Caractéristiques cliniques et pronostiques de la pneumopathie d’hypersensibilité : une étude populationnelle en Chine
La pneumopathie d’hypersensibilité (HP), également appelée alvéolite allergique extrinsèque, est une maladie pulmonaire interstitielle complexe résultant d’une réponse immunitaire exagérée à des antigènes organiques ou inorganiques inhalés. Elle se caractérise par une inflammation et une fibrose du parenchyme pulmonaire, entraînant une morbidité et une mortalité significatives. Malgré sa prévalence mondiale, peu d’études populationnelles ont été menées sur l’HP en Chine, limitant la compréhension de ses caractéristiques cliniques et évolutives dans cette région. Cette étude vise à combler cette lacune en fournissant une analyse exhaustive de l’HP dans une population chinoise.
Méthodes
L’étude a été réalisée au Nanjing Drum Tower Hospital, un centre hospitalier universitaire majeur à Nanjing, en Chine. Les auteurs ont analysé rétrospectivement les dossiers médicaux de patients diagnostiqués avec une HP entre janvier 2010 et décembre 2018. Le diagnostic reposait sur des critères cliniques, radiologiques et histopathologiques conformes aux recommandations de l’American Thoracic Society et de l’European Respiratory Society. Les patients avec des données incomplètes ou des diagnostics alternatifs ont été exclus.
Résultats
Au total, 152 patients ont été inclus. L’âge moyen était de 54,3 ans, avec une prédominance féminine (56,6 %). Les symptômes les plus fréquents étaient la dyspnée (89,5 %), la toux (78,9 %) et la fièvre (45,4 %). Une exposition à des antigènes connus d’HP était rapportée chez 72,4 % des patients, principalement aux antigènes aviaires (38,2 %), suivis des moisissures (24,3 %) et des poussières agricoles (9,9 %).

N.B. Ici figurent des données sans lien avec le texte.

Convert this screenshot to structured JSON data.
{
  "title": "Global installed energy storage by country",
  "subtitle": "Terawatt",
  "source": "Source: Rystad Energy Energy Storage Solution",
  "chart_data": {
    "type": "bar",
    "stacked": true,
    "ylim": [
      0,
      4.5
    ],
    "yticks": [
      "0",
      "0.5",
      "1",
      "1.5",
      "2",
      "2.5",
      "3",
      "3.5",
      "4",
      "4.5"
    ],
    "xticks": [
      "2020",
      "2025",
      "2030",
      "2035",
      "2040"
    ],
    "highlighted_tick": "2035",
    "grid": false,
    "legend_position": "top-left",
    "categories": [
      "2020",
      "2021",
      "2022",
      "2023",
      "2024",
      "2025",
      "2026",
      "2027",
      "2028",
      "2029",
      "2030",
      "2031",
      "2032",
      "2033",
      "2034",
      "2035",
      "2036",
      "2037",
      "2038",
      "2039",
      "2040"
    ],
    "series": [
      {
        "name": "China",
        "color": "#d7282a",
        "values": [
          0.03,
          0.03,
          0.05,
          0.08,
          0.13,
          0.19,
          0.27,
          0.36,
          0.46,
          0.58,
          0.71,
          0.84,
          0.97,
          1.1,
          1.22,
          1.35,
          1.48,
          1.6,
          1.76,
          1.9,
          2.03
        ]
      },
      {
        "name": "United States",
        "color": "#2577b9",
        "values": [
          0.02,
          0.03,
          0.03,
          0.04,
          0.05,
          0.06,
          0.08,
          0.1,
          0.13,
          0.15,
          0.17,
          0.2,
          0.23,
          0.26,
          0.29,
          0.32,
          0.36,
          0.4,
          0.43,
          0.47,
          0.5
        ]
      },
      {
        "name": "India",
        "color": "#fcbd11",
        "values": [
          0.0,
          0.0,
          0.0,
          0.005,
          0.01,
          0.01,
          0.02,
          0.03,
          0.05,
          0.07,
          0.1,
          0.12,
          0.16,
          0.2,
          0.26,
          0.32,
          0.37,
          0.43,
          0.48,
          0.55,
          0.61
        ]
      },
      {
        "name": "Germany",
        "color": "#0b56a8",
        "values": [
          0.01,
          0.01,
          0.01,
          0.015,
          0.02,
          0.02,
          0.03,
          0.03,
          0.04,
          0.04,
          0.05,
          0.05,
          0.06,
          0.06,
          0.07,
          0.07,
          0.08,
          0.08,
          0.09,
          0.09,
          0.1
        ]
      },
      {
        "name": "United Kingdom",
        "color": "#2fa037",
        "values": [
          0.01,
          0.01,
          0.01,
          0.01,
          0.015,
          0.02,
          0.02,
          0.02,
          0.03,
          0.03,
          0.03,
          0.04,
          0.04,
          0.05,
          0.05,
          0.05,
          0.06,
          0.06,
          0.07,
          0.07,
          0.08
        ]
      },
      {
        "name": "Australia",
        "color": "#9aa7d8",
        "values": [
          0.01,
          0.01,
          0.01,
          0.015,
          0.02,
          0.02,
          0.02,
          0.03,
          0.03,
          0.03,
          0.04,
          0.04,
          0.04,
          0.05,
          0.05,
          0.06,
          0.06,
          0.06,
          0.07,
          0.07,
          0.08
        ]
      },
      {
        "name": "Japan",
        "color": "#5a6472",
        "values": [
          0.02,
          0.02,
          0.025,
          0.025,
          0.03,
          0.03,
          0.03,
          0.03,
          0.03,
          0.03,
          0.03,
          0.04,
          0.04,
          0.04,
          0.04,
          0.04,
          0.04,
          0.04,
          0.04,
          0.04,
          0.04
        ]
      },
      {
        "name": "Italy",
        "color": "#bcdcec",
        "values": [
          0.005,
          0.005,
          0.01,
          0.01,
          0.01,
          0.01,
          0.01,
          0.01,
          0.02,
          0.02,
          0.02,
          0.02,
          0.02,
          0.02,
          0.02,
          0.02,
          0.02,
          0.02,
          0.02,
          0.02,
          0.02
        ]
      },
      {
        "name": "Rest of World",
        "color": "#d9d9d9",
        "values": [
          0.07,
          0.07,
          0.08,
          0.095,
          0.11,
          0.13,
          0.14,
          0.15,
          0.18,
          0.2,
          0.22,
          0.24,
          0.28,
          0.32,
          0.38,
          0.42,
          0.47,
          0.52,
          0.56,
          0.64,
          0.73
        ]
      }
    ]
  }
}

Les examens radiologiques (tomodensitométrie haute résolution, TDMH) ont montré des opacités en verre dépoli (92,1 %), une atténuation en mosaïque (76,3 %) et une fibrose (43,4 %). L’analyse histopathologique, réalisée chez 45 patients, a confirmé une inflammation interstitielle chronique, des granulomes et une fibrose.

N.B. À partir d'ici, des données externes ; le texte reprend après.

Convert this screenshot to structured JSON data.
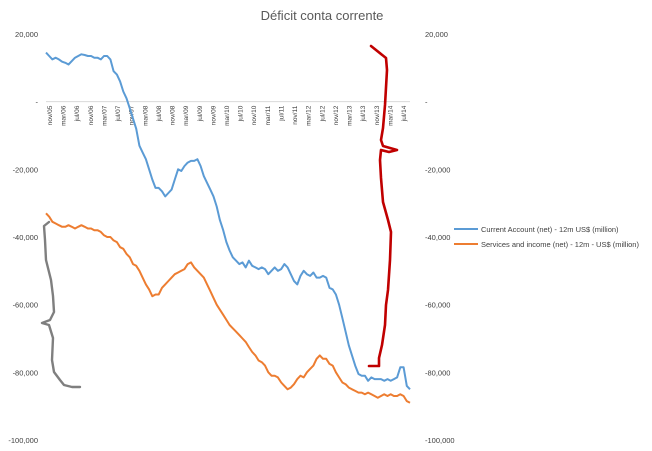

Les tests de fonction pulmonaire (128 patients) ont révélé un syndrome restrictif (68,8 %), un trouble mixte restrictif-obstructif (21,1 %) et une diminution de la DLCO (76,6 %).
Sur le plan thérapeutique, 84,2 % des patients ont reçu des corticostéroïdes, avec ou sans immunosuppresseurs. L’éviction antigénique, recommandée à tous, a été réussie chez 64,5 %. Après un suivi moyen de 36,7 mois, 22,4 % ont présenté une progression de la maladie et la mortalité globale était de 14,5 %, principalement due à l’insuffisance respiratoire (62,5 %).
Les facteurs associés à un mauvais pronostic comprenaient l’âge avancé, la présence de fibrose à la TDMH et une DLCO réduite. En analyse multivariée, la fibrose à la TDMH était un prédicteur indépendant de mortalité (HR = 3,12).
Discussion
Cette étude souligne les défis diagnostiques de l’HP, notamment sa distinction avec d’autres maladies pulmonaires interstitielles comme la fibrose pulmonaire idiopathique. Une approche multidisciplinaire (pneumologues, radiologues, pathologistes) est essentielle pour améliorer la précision diagnostique.
En conclusion, cette étude met en évidence l’importance d’un diagnostic précoce, de l’éviction antigénique et d’un traitement adapté pour optimiser le pronostic. Des recherches supplémentaires sont nécessaires pour élucider la pathogenèse de l’HP et développer des thérapies ciblées.